I have a four-letter alphabet containing A, B, C, and D. What is the expected number of times a string of length $m$ occurs inside of larger random substring of length $n$, both generated from the same alphabet? I think I've got it so far for an even distribution, where each letter has a probability of $0.25$:

$(n-m)\cdot\left(\frac 1 4\right)^m$

What if the letters are not evenly distributed? What if A and B had probabilities of $0.115$, and C and D had probabilities of $0.385$? How does that change the problem?

2 Answers 2

6

You miscounted by $1$: A string of length $m$ fits into a string of length $n$ once, not $0$ times, so it should be $(n-m+1)$.
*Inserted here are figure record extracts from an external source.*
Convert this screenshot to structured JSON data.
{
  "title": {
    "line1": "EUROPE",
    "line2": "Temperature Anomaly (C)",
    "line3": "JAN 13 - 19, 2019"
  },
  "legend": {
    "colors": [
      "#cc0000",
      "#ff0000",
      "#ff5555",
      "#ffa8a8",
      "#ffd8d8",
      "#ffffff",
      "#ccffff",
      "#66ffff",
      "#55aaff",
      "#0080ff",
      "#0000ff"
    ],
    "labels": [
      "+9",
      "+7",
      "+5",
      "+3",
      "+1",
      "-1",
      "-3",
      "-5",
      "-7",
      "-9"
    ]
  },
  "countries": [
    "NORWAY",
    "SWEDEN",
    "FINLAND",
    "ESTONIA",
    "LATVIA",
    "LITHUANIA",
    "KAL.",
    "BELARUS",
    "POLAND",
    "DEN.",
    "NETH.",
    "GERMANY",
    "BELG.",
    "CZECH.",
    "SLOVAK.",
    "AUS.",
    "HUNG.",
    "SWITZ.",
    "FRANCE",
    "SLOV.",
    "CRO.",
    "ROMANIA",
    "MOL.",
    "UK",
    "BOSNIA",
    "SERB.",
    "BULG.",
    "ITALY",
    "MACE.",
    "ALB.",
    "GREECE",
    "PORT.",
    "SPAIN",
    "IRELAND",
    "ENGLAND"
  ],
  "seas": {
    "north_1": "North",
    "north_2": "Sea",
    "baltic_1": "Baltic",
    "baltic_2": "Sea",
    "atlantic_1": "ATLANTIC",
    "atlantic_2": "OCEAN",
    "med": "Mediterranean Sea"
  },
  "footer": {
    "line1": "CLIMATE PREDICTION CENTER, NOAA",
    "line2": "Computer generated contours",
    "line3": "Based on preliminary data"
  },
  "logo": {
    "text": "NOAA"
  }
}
The problem is essentially the same if the probabilities differ. By linearity of expectation, you still only have to take $n-m+1$ times the probability for a single match. If you have $k$ letters $a_1$ through $a_k$ that occur with probabilities $p_1$ through $p_k$, the expected number of matches is

$ (n-m+1)\left(\sum_{i=1}^kp_i^2\right)^m\;. $

  • 2
    @joriki - Thanks for the "linearity of expectation", saved my day.. Can you please explain why the inner part of your expression is SUM(p^2)? It should be the probability for a1..ak which is the product of all p's, isn't it?2015-10-31
5

This is too long for a comment to the answer by @joriki, but it's intended to fill in some details for those commenters who questioned whether the sum of squared probabilities is correct (it is).

For an alphabet of $k$ letters $\{a_1\ldots a_k\}$, we're given two random words on that alphabet: $X_1\ldots X_m$ and $Y_1\ldots Y_n,\ \ m, and all of these random variables are i.i.d. Then the required expectation is found as follows, where $[...]$ are Iverson brackets:

$E\bigg(\text{number of occurrences of }X_1\ldots X_m\text{ in }Y_1\ldots Y_n\bigg)\\ \begin{align} &= E\bigg(\sum_{i=1}^{n-m+1}[Y_i\ldots Y_{i+m-1}=X_1\ldots X_m]\bigg)\\ &= \sum_{i=1}^{n-m+1}P(Y_i\ldots Y_{i+m-1}=X_1\ldots X_m)\\ &=(n-m+1)\ P(Y_1\ldots Y_m=X_1\ldots X_m)\\ &=(n-m+1)\ P\bigg(\bigcap_{i=1}^m \{Y_i=X_i\}\bigg)\\ &=(n-m+1)\prod_{i=1}^m P(Y_i=X_i)\\ &=(n-m+1)\big( P(Y_1=X_1)\big)^m\\ &=(n-m+1)\bigg( \sum_{i=1}^k P(\{Y_1=a_i\}\cap\{X_1=a_i\}\bigg)^m\\ &=(n-m+1)\bigg( \sum_{i=1}^k P(Y_1=a_i)P(X_1=a_i)\bigg)^m\\ &=(n-m+1)\bigg( \sum_{i=1}^k p_i^2\bigg)^m\\ \end{align} $

If the shorter word were fixed instead of random, say $x_1\ldots x_m$, then similar derivation gives

$E\bigg(\text{number of occurrences of }x_1\ldots x_m\text{ in }Y_1\ldots Y_n\bigg)\\ \begin{align} &=\qquad ...\\ &=(n-m+1)\prod_{i=1}^m P(Y_i=x_i)\\ &=(n-m+1)\prod_{i=1}^m p(x_i)\\ \end{align} $

where $p()$ is the probability mass function for the given distribution on the finite alphabet.